涵蓋的時間跨度為兩到四個月。 對于每個統計區域中報告的數字最高的十個地區,我們包括一些靜態圖; 但是,希望讀者在60-120天之內僅使用靜態圖表,對多個區域采取多種措施,似乎是不切實際的要求。 使用交互式繪圖將幫助查看者快速了解數據隨時間的變化,或在較寬的時間范圍內輕松隔離特定點的數據集特征。
The project is not a predictive analysis. Instead, it serves a comparative purpose for a limited subset of relevant data. Of course, it is topical, as we move into the 2020–2021 school year and take into account the precautions required for a safe and effective educational environment.

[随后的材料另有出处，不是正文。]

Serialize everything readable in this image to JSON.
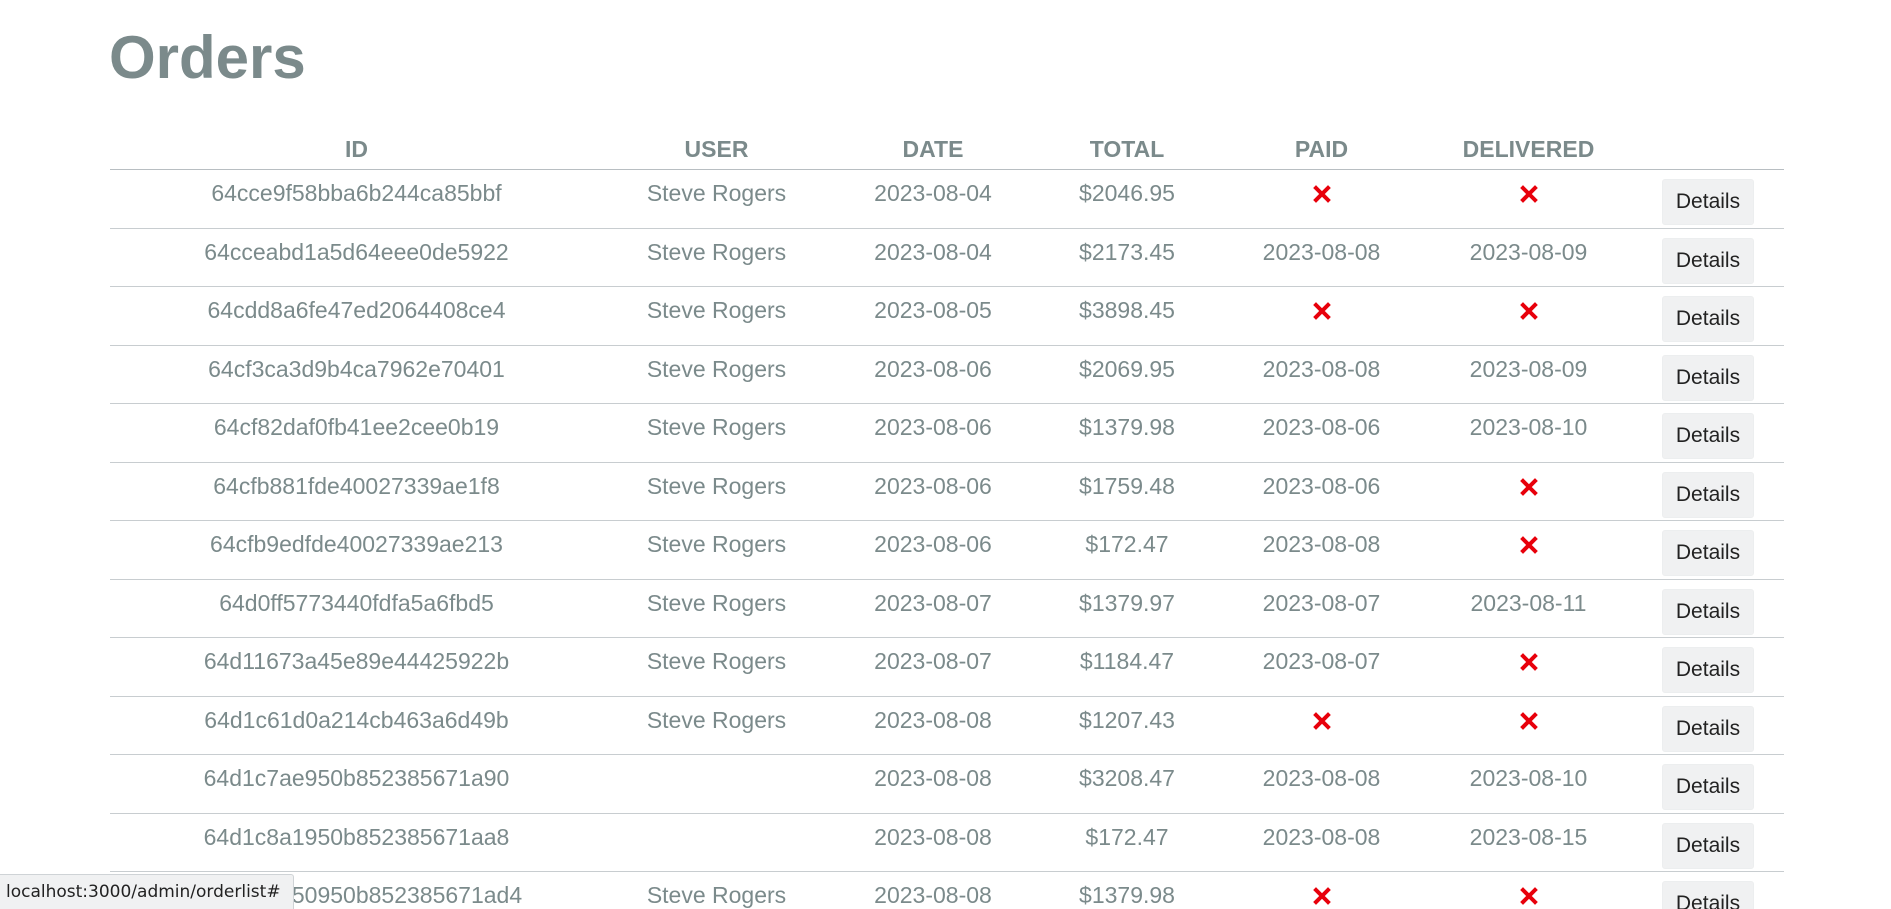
{
  "page": {
    "title": "Orders"
  },
  "table": {
    "headers": [
      "ID",
      "USER",
      "DATE",
      "TOTAL",
      "PAID",
      "DELIVERED",
      ""
    ],
    "details_label": "Details",
    "rows": [
      {
        "id": "64cce9f58bba6b244ca85bbf",
        "user": "Steve Rogers",
        "date": "2023-08-04",
        "total": "$2046.95",
        "paid": "",
        "paid_status": "no",
        "delivered": "",
        "delivered_status": "no"
      },
      {
        "id": "64cceabd1a5d64eee0de5922",
        "user": "Steve Rogers",
        "date": "2023-08-04",
        "total": "$2173.45",
        "paid": "2023-08-08",
        "paid_status": "yes",
        "delivered": "2023-08-09",
        "delivered_status": "yes"
      },
      {
        "id": "64cdd8a6fe47ed2064408ce4",
        "user": "Steve Rogers",
        "date": "2023-08-05",
        "total": "$3898.45",
        "paid": "",
        "paid_status": "no",
        "delivered": "",
        "delivered_status": "no"
      },
      {
        "id": "64cf3ca3d9b4ca7962e70401",
        "user": "Steve Rogers",
        "date": "2023-08-06",
        "total": "$2069.95",
        "paid": "2023-08-08",
        "paid_status": "yes",
        "delivered": "2023-08-09",
        "delivered_status": "yes"
      },
      {
        "id": "64cf82daf0fb41ee2cee0b19",
        "user": "Steve Rogers",
        "date": "2023-08-06",
        "total": "$1379.98",
        "paid": "2023-08-06",
        "paid_status": "yes",
        "delivered": "2023-08-10",
        "delivered_status": "yes"
      },
      {
        "id": "64cfb881fde40027339ae1f8",
        "user": "Steve Rogers",
        "date": "2023-08-06",
        "total": "$1759.48",
        "paid": "2023-08-06",
        "paid_status": "yes",
        "delivered": "",
        "delivered_status": "no"
      },
      {
        "id": "64cfb9edfde40027339ae213",
        "user": "Steve Rogers",
        "date": "2023-08-06",
        "total": "$172.47",
        "paid": "2023-08-08",
        "paid_status": "yes",
        "delivered": "",
        "delivered_status": "no"
      },
      {
        "id": "64d0ff5773440fdfa5a6fbd5",
        "user": "Steve Rogers",
        "date": "2023-08-07",
        "total": "$1379.97",
        "paid": "2023-08-07",
        "paid_status": "yes",
        "delivered": "2023-08-11",
        "delivered_status": "yes"
      },
      {
        "id": "64d11673a45e89e44425922b",
        "user": "Steve Rogers",
        "date": "2023-08-07",
        "total": "$1184.47",
        "paid": "2023-08-07",
        "paid_status": "yes",
        "delivered": "",
        "delivered_status": "no"
      },
      {
        "id": "64d1c61d0a214cb463a6d49b",
        "user": "Steve Rogers",
        "date": "2023-08-08",
        "total": "$1207.43",
        "paid": "",
        "paid_status": "no",
        "delivered": "",
        "delivered_status": "no"
      },
      {
        "id": "64d1c7ae950b852385671a90",
        "user": "",
        "date": "2023-08-08",
        "total": "$3208.47",
        "paid": "2023-08-08",
        "paid_status": "yes",
        "delivered": "2023-08-10",
        "delivered_status": "yes"
      },
      {
        "id": "64d1c8a1950b852385671aa8",
        "user": "",
        "date": "2023-08-08",
        "total": "$172.47",
        "paid": "2023-08-08",
        "paid_status": "yes",
        "delivered": "2023-08-15",
        "delivered_status": "yes"
      },
      {
        "id": "64d1c8b950950b852385671ad4",
        "user": "Steve Rogers",
        "date": "2023-08-08",
        "total": "$1379.98",
        "paid": "",
        "paid_status": "no",
        "delivered": "",
        "delivered_status": "no"
      }
    ]
  },
  "status_bar": {
    "url": "localhost:3000/admin/orderlist#"
  },
  "colors": {
    "heading": "#7b8a8b",
    "cell_text": "#7b8a8b",
    "x_icon": "#e8000b",
    "button_bg": "#f0f1f2"
  },
  "icons": {
    "not_paid": "x-icon",
    "not_delivered": "x-icon"
  }
}
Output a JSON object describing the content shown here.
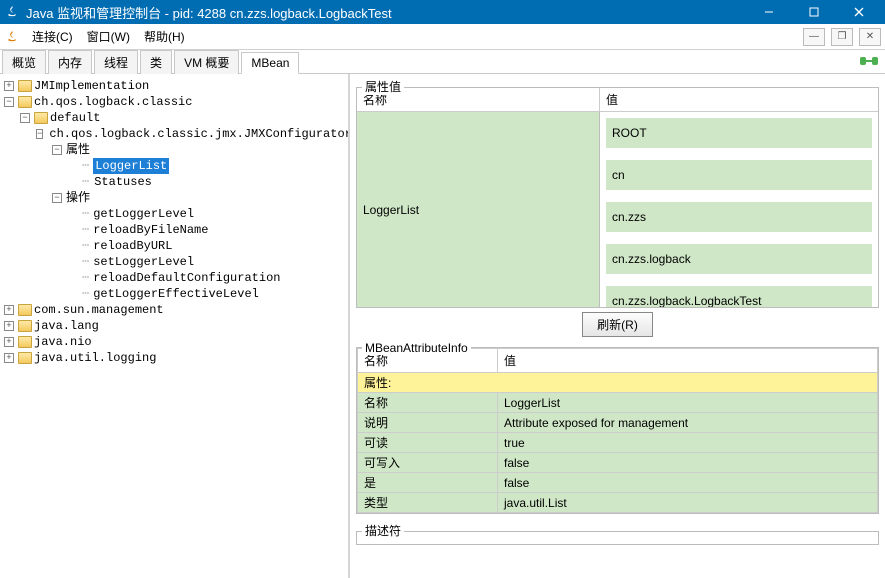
{
  "window": {
    "title": "Java 监视和管理控制台 - pid: 4288 cn.zzs.logback.LogbackTest"
  },
  "menu": {
    "connect": "连接(C)",
    "window": "窗口(W)",
    "help": "帮助(H)"
  },
  "tabs": {
    "overview": "概览",
    "memory": "内存",
    "threads": "线程",
    "classes": "类",
    "vm": "VM 概要",
    "mbean": "MBean"
  },
  "tree": {
    "jmimpl": "JMImplementation",
    "logback_classic": "ch.qos.logback.classic",
    "default": "default",
    "jmxconfig": "ch.qos.logback.classic.jmx.JMXConfigurator",
    "attributes": "属性",
    "loggerlist": "LoggerList",
    "statuses": "Statuses",
    "operations": "操作",
    "op_getLoggerLevel": "getLoggerLevel",
    "op_reloadByFileName": "reloadByFileName",
    "op_reloadByURL": "reloadByURL",
    "op_setLoggerLevel": "setLoggerLevel",
    "op_reloadDefaultConfiguration": "reloadDefaultConfiguration",
    "op_getLoggerEffectiveLevel": "getLoggerEffectiveLevel",
    "com_sun_management": "com.sun.management",
    "java_lang": "java.lang",
    "java_nio": "java.nio",
    "java_util_logging": "java.util.logging"
  },
  "attrval": {
    "section_title": "属性值",
    "col_name": "名称",
    "col_value": "值",
    "name": "LoggerList",
    "values": [
      "ROOT",
      "cn",
      "cn.zzs",
      "cn.zzs.logback",
      "cn.zzs.logback.LogbackTest"
    ],
    "refresh": "刷新(R)"
  },
  "mbeaninfo": {
    "section_title": "MBeanAttributeInfo",
    "col_name": "名称",
    "col_value": "值",
    "rows": {
      "attr_label": "属性:",
      "name_label": "名称",
      "name_value": "LoggerList",
      "desc_label": "说明",
      "desc_value": "Attribute exposed for management",
      "readable_label": "可读",
      "readable_value": "true",
      "writable_label": "可写入",
      "writable_value": "false",
      "is_label": "是",
      "is_value": "false",
      "type_label": "类型",
      "type_value": "java.util.List"
    }
  },
  "descriptor": {
    "title": "描述符"
  }
}
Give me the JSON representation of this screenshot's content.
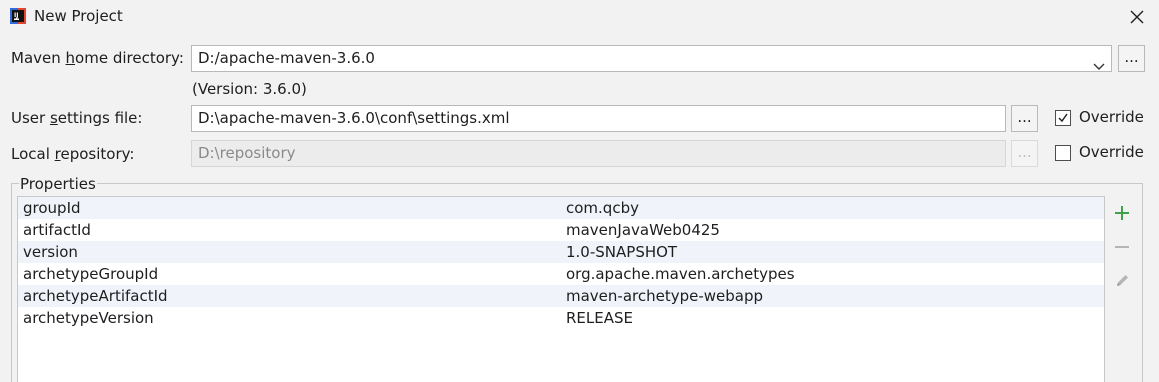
{
  "window": {
    "title": "New Project"
  },
  "maven_home": {
    "label_pre": "Maven ",
    "label_mnemonic": "h",
    "label_post": "ome directory:",
    "value": "D:/apache-maven-3.6.0",
    "version_note": "(Version: 3.6.0)",
    "browse_label": "..."
  },
  "user_settings": {
    "label_pre": "User ",
    "label_mnemonic": "s",
    "label_post": "ettings file:",
    "value": "D:\\apache-maven-3.6.0\\conf\\settings.xml",
    "browse_label": "...",
    "override_label": "Override",
    "override_checked": true
  },
  "local_repo": {
    "label_pre": "Local ",
    "label_mnemonic": "r",
    "label_post": "epository:",
    "value": "D:\\repository",
    "browse_label": "...",
    "override_label": "Override",
    "override_checked": false
  },
  "properties": {
    "legend": "Properties",
    "rows": [
      {
        "key": "groupId",
        "value": "com.qcby"
      },
      {
        "key": "artifactId",
        "value": "mavenJavaWeb0425"
      },
      {
        "key": "version",
        "value": "1.0-SNAPSHOT"
      },
      {
        "key": "archetypeGroupId",
        "value": "org.apache.maven.archetypes"
      },
      {
        "key": "archetypeArtifactId",
        "value": "maven-archetype-webapp"
      },
      {
        "key": "archetypeVersion",
        "value": "RELEASE"
      }
    ],
    "add_icon": "plus-icon",
    "remove_icon": "minus-icon",
    "edit_icon": "pencil-icon"
  },
  "colors": {
    "add_green": "#3fa14a",
    "disabled_gray": "#b5b5b5"
  }
}
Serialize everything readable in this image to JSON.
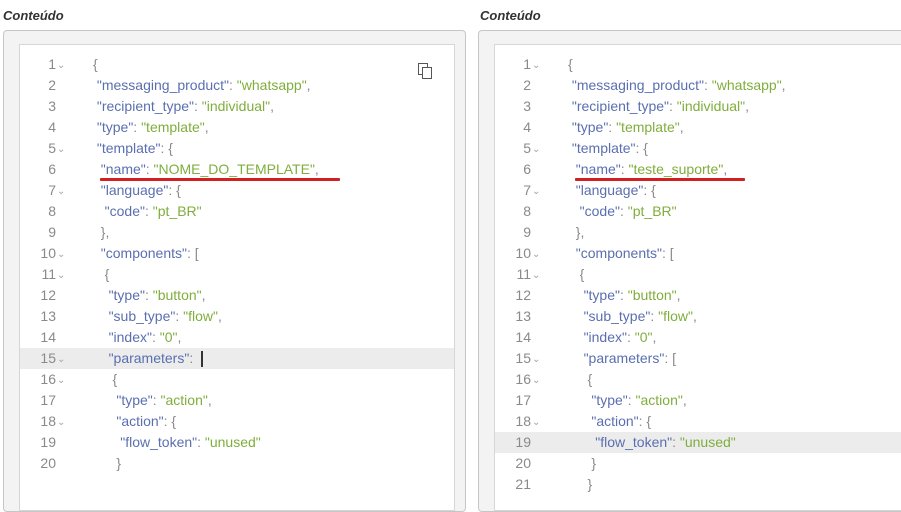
{
  "left": {
    "title": "Conteúdo",
    "highlight_line": 15,
    "lines": [
      {
        "n": "1",
        "fold": true,
        "parts": [
          [
            "p",
            "{"
          ]
        ]
      },
      {
        "n": "2",
        "fold": false,
        "parts": [
          [
            "p",
            " "
          ],
          [
            "k",
            "\"messaging_product\""
          ],
          [
            "p",
            ": "
          ],
          [
            "s",
            "\"whatsapp\""
          ],
          [
            "p",
            ","
          ]
        ]
      },
      {
        "n": "3",
        "fold": false,
        "parts": [
          [
            "p",
            " "
          ],
          [
            "k",
            "\"recipient_type\""
          ],
          [
            "p",
            ": "
          ],
          [
            "s",
            "\"individual\""
          ],
          [
            "p",
            ","
          ]
        ]
      },
      {
        "n": "4",
        "fold": false,
        "parts": [
          [
            "p",
            " "
          ],
          [
            "k",
            "\"type\""
          ],
          [
            "p",
            ": "
          ],
          [
            "s",
            "\"template\""
          ],
          [
            "p",
            ","
          ]
        ]
      },
      {
        "n": "5",
        "fold": true,
        "parts": [
          [
            "p",
            " "
          ],
          [
            "k",
            "\"template\""
          ],
          [
            "p",
            ": {"
          ]
        ]
      },
      {
        "n": "6",
        "fold": false,
        "parts": [
          [
            "p",
            "  "
          ],
          [
            "k",
            "\"name\""
          ],
          [
            "p",
            ": "
          ],
          [
            "s",
            "\"NOME_DO_TEMPLATE\""
          ],
          [
            "p",
            ","
          ]
        ]
      },
      {
        "n": "7",
        "fold": true,
        "parts": [
          [
            "p",
            "  "
          ],
          [
            "k",
            "\"language\""
          ],
          [
            "p",
            ": {"
          ]
        ]
      },
      {
        "n": "8",
        "fold": false,
        "parts": [
          [
            "p",
            "   "
          ],
          [
            "k",
            "\"code\""
          ],
          [
            "p",
            ": "
          ],
          [
            "s",
            "\"pt_BR\""
          ]
        ]
      },
      {
        "n": "9",
        "fold": false,
        "parts": [
          [
            "p",
            "  },"
          ]
        ]
      },
      {
        "n": "10",
        "fold": true,
        "parts": [
          [
            "p",
            "  "
          ],
          [
            "k",
            "\"components\""
          ],
          [
            "p",
            ": ["
          ]
        ]
      },
      {
        "n": "11",
        "fold": true,
        "parts": [
          [
            "p",
            "   {"
          ]
        ]
      },
      {
        "n": "12",
        "fold": false,
        "parts": [
          [
            "p",
            "    "
          ],
          [
            "k",
            "\"type\""
          ],
          [
            "p",
            ": "
          ],
          [
            "s",
            "\"button\""
          ],
          [
            "p",
            ","
          ]
        ]
      },
      {
        "n": "13",
        "fold": false,
        "parts": [
          [
            "p",
            "    "
          ],
          [
            "k",
            "\"sub_type\""
          ],
          [
            "p",
            ": "
          ],
          [
            "s",
            "\"flow\""
          ],
          [
            "p",
            ","
          ]
        ]
      },
      {
        "n": "14",
        "fold": false,
        "parts": [
          [
            "p",
            "    "
          ],
          [
            "k",
            "\"index\""
          ],
          [
            "p",
            ": "
          ],
          [
            "s",
            "\"0\""
          ],
          [
            "p",
            ","
          ]
        ]
      },
      {
        "n": "15",
        "fold": true,
        "parts": [
          [
            "p",
            "    "
          ],
          [
            "k",
            "\"parameters\""
          ],
          [
            "p",
            ": "
          ]
        ],
        "cursor": true
      },
      {
        "n": "16",
        "fold": true,
        "parts": [
          [
            "p",
            "     {"
          ]
        ]
      },
      {
        "n": "17",
        "fold": false,
        "parts": [
          [
            "p",
            "      "
          ],
          [
            "k",
            "\"type\""
          ],
          [
            "p",
            ": "
          ],
          [
            "s",
            "\"action\""
          ],
          [
            "p",
            ","
          ]
        ]
      },
      {
        "n": "18",
        "fold": true,
        "parts": [
          [
            "p",
            "      "
          ],
          [
            "k",
            "\"action\""
          ],
          [
            "p",
            ": {"
          ]
        ]
      },
      {
        "n": "19",
        "fold": false,
        "parts": [
          [
            "p",
            "       "
          ],
          [
            "k",
            "\"flow_token\""
          ],
          [
            "p",
            ": "
          ],
          [
            "s",
            "\"unused\""
          ]
        ]
      },
      {
        "n": "20",
        "fold": false,
        "parts": [
          [
            "p",
            "      }"
          ]
        ]
      }
    ]
  },
  "right": {
    "title": "Conteúdo",
    "highlight_line": 19,
    "lines": [
      {
        "n": "1",
        "fold": true,
        "parts": [
          [
            "p",
            "{"
          ]
        ]
      },
      {
        "n": "2",
        "fold": false,
        "parts": [
          [
            "p",
            " "
          ],
          [
            "k",
            "\"messaging_product\""
          ],
          [
            "p",
            ": "
          ],
          [
            "s",
            "\"whatsapp\""
          ],
          [
            "p",
            ","
          ]
        ]
      },
      {
        "n": "3",
        "fold": false,
        "parts": [
          [
            "p",
            " "
          ],
          [
            "k",
            "\"recipient_type\""
          ],
          [
            "p",
            ": "
          ],
          [
            "s",
            "\"individual\""
          ],
          [
            "p",
            ","
          ]
        ]
      },
      {
        "n": "4",
        "fold": false,
        "parts": [
          [
            "p",
            " "
          ],
          [
            "k",
            "\"type\""
          ],
          [
            "p",
            ": "
          ],
          [
            "s",
            "\"template\""
          ],
          [
            "p",
            ","
          ]
        ]
      },
      {
        "n": "5",
        "fold": true,
        "parts": [
          [
            "p",
            " "
          ],
          [
            "k",
            "\"template\""
          ],
          [
            "p",
            ": {"
          ]
        ]
      },
      {
        "n": "6",
        "fold": false,
        "parts": [
          [
            "p",
            "  "
          ],
          [
            "k",
            "\"name\""
          ],
          [
            "p",
            ": "
          ],
          [
            "s",
            "\"teste_suporte\""
          ],
          [
            "p",
            ","
          ]
        ]
      },
      {
        "n": "7",
        "fold": true,
        "parts": [
          [
            "p",
            "  "
          ],
          [
            "k",
            "\"language\""
          ],
          [
            "p",
            ": {"
          ]
        ]
      },
      {
        "n": "8",
        "fold": false,
        "parts": [
          [
            "p",
            "   "
          ],
          [
            "k",
            "\"code\""
          ],
          [
            "p",
            ": "
          ],
          [
            "s",
            "\"pt_BR\""
          ]
        ]
      },
      {
        "n": "9",
        "fold": false,
        "parts": [
          [
            "p",
            "  },"
          ]
        ]
      },
      {
        "n": "10",
        "fold": true,
        "parts": [
          [
            "p",
            "  "
          ],
          [
            "k",
            "\"components\""
          ],
          [
            "p",
            ": ["
          ]
        ]
      },
      {
        "n": "11",
        "fold": true,
        "parts": [
          [
            "p",
            "   {"
          ]
        ]
      },
      {
        "n": "12",
        "fold": false,
        "parts": [
          [
            "p",
            "    "
          ],
          [
            "k",
            "\"type\""
          ],
          [
            "p",
            ": "
          ],
          [
            "s",
            "\"button\""
          ],
          [
            "p",
            ","
          ]
        ]
      },
      {
        "n": "13",
        "fold": false,
        "parts": [
          [
            "p",
            "    "
          ],
          [
            "k",
            "\"sub_type\""
          ],
          [
            "p",
            ": "
          ],
          [
            "s",
            "\"flow\""
          ],
          [
            "p",
            ","
          ]
        ]
      },
      {
        "n": "14",
        "fold": false,
        "parts": [
          [
            "p",
            "    "
          ],
          [
            "k",
            "\"index\""
          ],
          [
            "p",
            ": "
          ],
          [
            "s",
            "\"0\""
          ],
          [
            "p",
            ","
          ]
        ]
      },
      {
        "n": "15",
        "fold": true,
        "parts": [
          [
            "p",
            "    "
          ],
          [
            "k",
            "\"parameters\""
          ],
          [
            "p",
            ": ["
          ]
        ]
      },
      {
        "n": "16",
        "fold": true,
        "parts": [
          [
            "p",
            "     {"
          ]
        ]
      },
      {
        "n": "17",
        "fold": false,
        "parts": [
          [
            "p",
            "      "
          ],
          [
            "k",
            "\"type\""
          ],
          [
            "p",
            ": "
          ],
          [
            "s",
            "\"action\""
          ],
          [
            "p",
            ","
          ]
        ]
      },
      {
        "n": "18",
        "fold": true,
        "parts": [
          [
            "p",
            "      "
          ],
          [
            "k",
            "\"action\""
          ],
          [
            "p",
            ": {"
          ]
        ]
      },
      {
        "n": "19",
        "fold": false,
        "parts": [
          [
            "p",
            "       "
          ],
          [
            "k",
            "\"flow_token\""
          ],
          [
            "p",
            ": "
          ],
          [
            "s",
            "\"unused\""
          ]
        ]
      },
      {
        "n": "20",
        "fold": false,
        "parts": [
          [
            "p",
            "      }"
          ]
        ]
      },
      {
        "n": "21",
        "fold": false,
        "parts": [
          [
            "p",
            "     }"
          ]
        ]
      }
    ]
  },
  "icons": {
    "copy": "copy-icon",
    "fold": "chevron-down-icon"
  },
  "colors": {
    "key": "#5a6fb0",
    "string": "#7fae3c",
    "annotation": "#d21f1f"
  }
}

該項目不是預測分析。 相反,它僅對相關數據的有限子集起到比較作用。 當然,這是熱門話題,因為我們進入2020-2021學年,并考慮到安全有效的教育環境所需的預防措施。
觀察結果 (Observations)
Let’s review some of our project discoveries:
讓我們回顧一下我們的一些項目發現:
- Cases in some Northern Virginia localities exceeded those in Southeastern Virginia localities, many times over. The Fairfax locality, to the west of Washington, D.C., exceeds Southeastern Virginia localities in total cases, hospitalizations, and deaths throughout our timeframe. Total hospitalizations in Fairfax between the middle of March and the end of July 2020, number 138,320. Chesapeake’s total for the same period is 11,378. 北弗吉尼亞州某些地區的病例數比維吉尼亞州東南部地區的病例數高出許多倍。 在整個時間范圍內,華盛頓特區以西的費爾法克斯地區在總病例,住院和死亡人數方面均超過弗吉尼亞東南地區。 截至3月中旬至2020年7月底,費爾法克斯的住院總人數為138,320。 切薩皮克在同一時期的總數為11,378。

- For a more balanced comparison, we narrow our broad, preliminary view to focus on the state capital of Richmond as it compares to select independent cities and counties of the Hampton Roads region. 為了更平衡地進行比較,我們將廣義的初步觀點縮小為集中在里士滿州首府,因為它與漢普頓路地區的選定獨立城市和縣進行了比較。

Note: Each of the following plot animations may be played by selecting the triangle at the start of the timeline.
注意:可以通過選擇時間軸開始處的三角形來播放以下每個情節動畫 。
- Among the localities of interest, Richmond led in total cases from March through July, when it then was surpassed by Norfolk and Virginia Beach. 在感興趣的地區中,從3月到7月,里士滿(Richmond)領導著所有案件,隨后被諾福克(Norfolk)和弗吉尼亞海灘(Virginia Beach)超越。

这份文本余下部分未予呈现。